I see the merit of these arguments. However, I think we’re all being nearsighted. We are missing the point.
Shouldn’t we instead be focusing on the fact that after fifty years readers still find The Bell Jar hauntingly relevant, that despite the social changes that have occurred readers still find something with which they identify? There’s something to be said for the fortitude of such a book, published first under a pseudonym. Instead of focusing on the book’s cover, can we instead give readers the benefit of the doubt? Can we allow the unknowing to make the glorious mistake of stumbling accidentally, if that is possible, onto a work from which they might otherwise have shied away? Critics of the cover seem to be under the impression that readers today are not discerning enough to know what The Bell Jar is, that readers today cannot read the blurb on the back of the book (or inside the front cover flap) and tell that Plath’s work is not a sip-on-a-soda-and-read time killer.
I find it odd that in a culture that so values the don’t-judge-a-book-by-its-cover mantra for every other aspect of life we so willingly embrace that judgement when it comes to actual books. There is a lot to be said for a cover, yes. And generally speaking it is, perhaps, the first thing to which we are drawn. That, however, does not form the only basis on which we choose what we read. It does not negate the reader’s ability to distinguish content from presentation.

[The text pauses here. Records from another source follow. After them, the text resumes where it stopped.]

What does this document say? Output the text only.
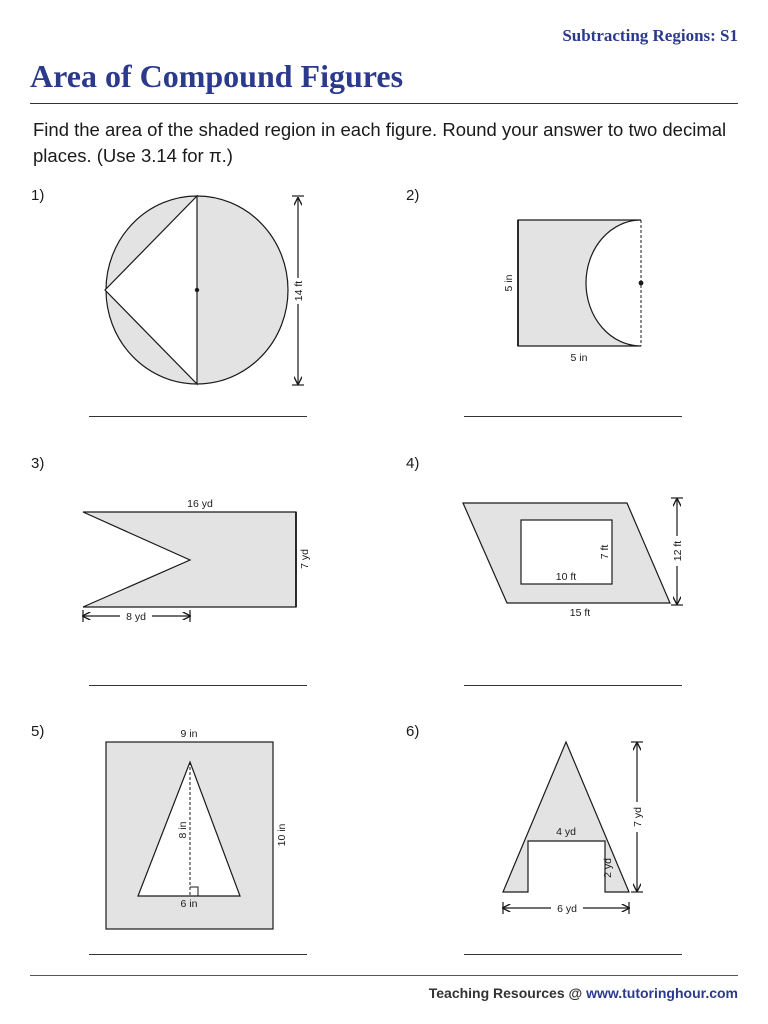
Subtracting Regions: S1
Area of Compound Figures
Find the area of the shaded region in each figure. Round your answer to two decimal places. (Use 3.14 for π.)
1)	2)
3)	4)
5)	6)
14 ft	5 in
5 in
16 yd
7 yd
8 yd
10 ft
7 ft	12 ft
15 ft
9 in
10 in
8 in
6 in
4 yd
2 yd
7 yd
6 yd
Teaching Resources @ www.tutoringhour.com
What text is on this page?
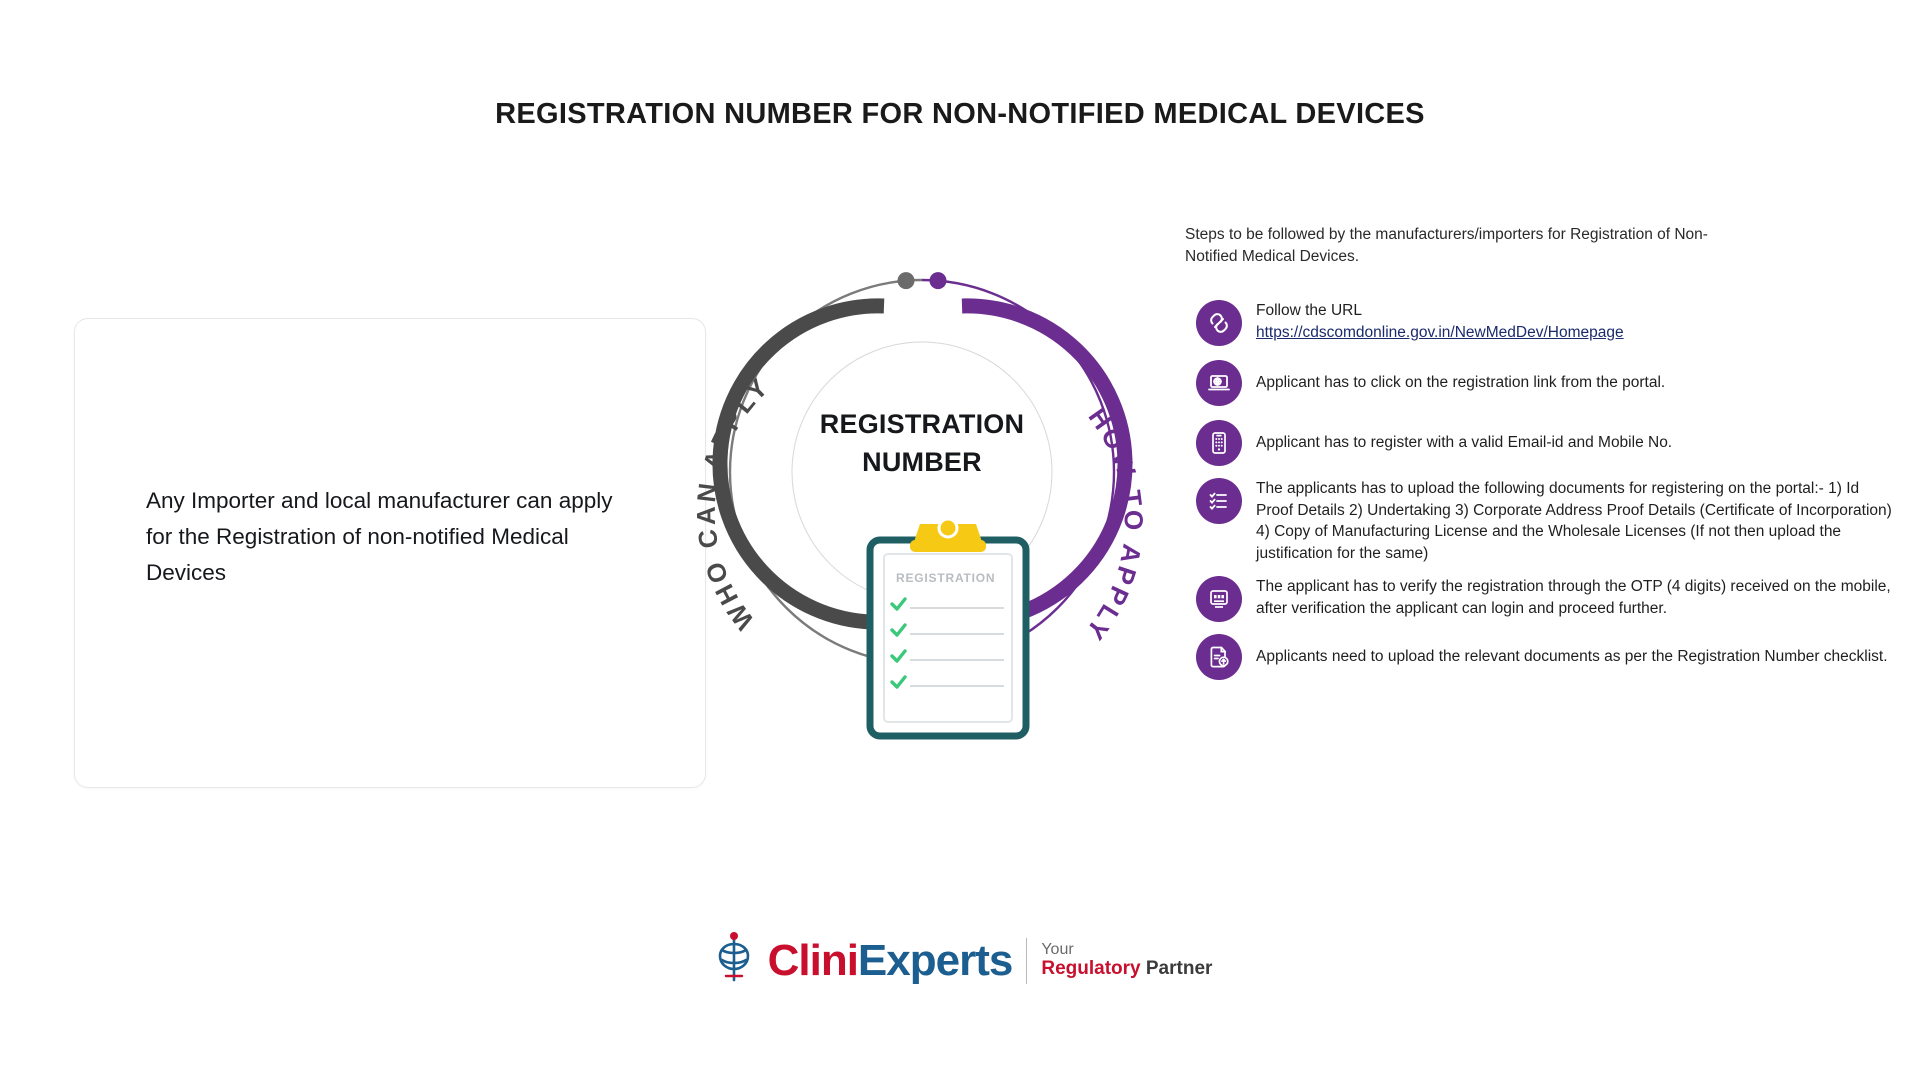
REGISTRATION NUMBER FOR NON-NOTIFIED MEDICAL DEVICES
Any Importer and local manufacturer can apply for the Registration of non-notified Medical Devices
WHO CAN APPLY
HOW TO APPLY
REGISTRATION
NUMBER
REGISTRATION
Steps to be followed by the manufacturers/importers for Registration of Non-Notified Medical Devices.
Follow the URL
https://cdscomdonline.gov.in/NewMedDev/Homepage
Applicant has to click on the registration link from the portal.
Applicant has to register with a valid Email-id and Mobile No.
The applicants has to upload the following documents for registering on the portal:- 1) Id Proof Details 2) Undertaking 3) Corporate Address Proof Details (Certificate of Incorporation) 4) Copy of Manufacturing License and the Wholesale Licenses (If not then upload the justification for the same)
The applicant has to verify the registration through the OTP (4 digits) received on the mobile, after verification the applicant can login and proceed further.
Applicants need to upload the relevant documents as per the Registration Number checklist.
Clini Experts Your
Regulatory Partner
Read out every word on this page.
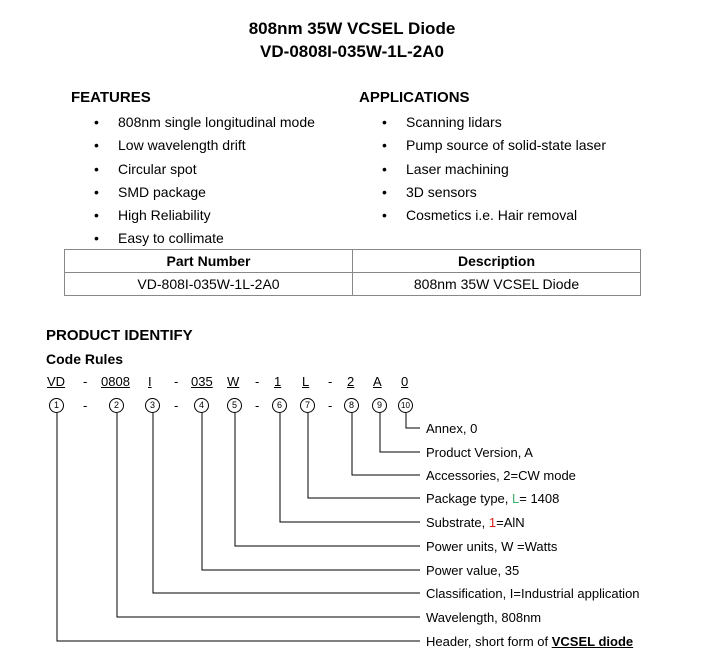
808nm 35W VCSEL Diode
VD-0808I-035W-1L-2A0
FEATURES
• 808nm single longitudinal mode
• Low wavelength drift
• Circular spot
• SMD package
• High Reliability
• Easy to collimate
APPLICATIONS
• Scanning lidars
• Pump source of solid-state laser
• Laser machining
• 3D sensors
• Cosmetics i.e. Hair removal
Part Number	Description
VD-808I-035W-1L-2A0	808nm 35W VCSEL Diode
PRODUCT IDENTIFY
Code Rules
VD - 0808	-
I	035 W - 1 L - 2 A 0
1	-	2	3	-	4	5	-	6	7	-	8	9	10
Annex, 0
Product Version, A
Accessories, 2=CW mode
Package type, L= 1408
Substrate, 1=AlN
Power units, W =Watts
Power value, 35
Classification, I=Industrial application
Wavelength, 808nm
Header, short form of VCSEL diode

I say that to say this: given that Plath’s novel has withstood fifty years of readership and criticism, it is possible that we are allowing the cover too much importance. For some the cover will never be right; certain people will always be finding fault. And while the cover is a visual representation of the novel, it is not the novel itself. The Bell Jar can and will speak for itself, whether it is accidentally or deliberately read.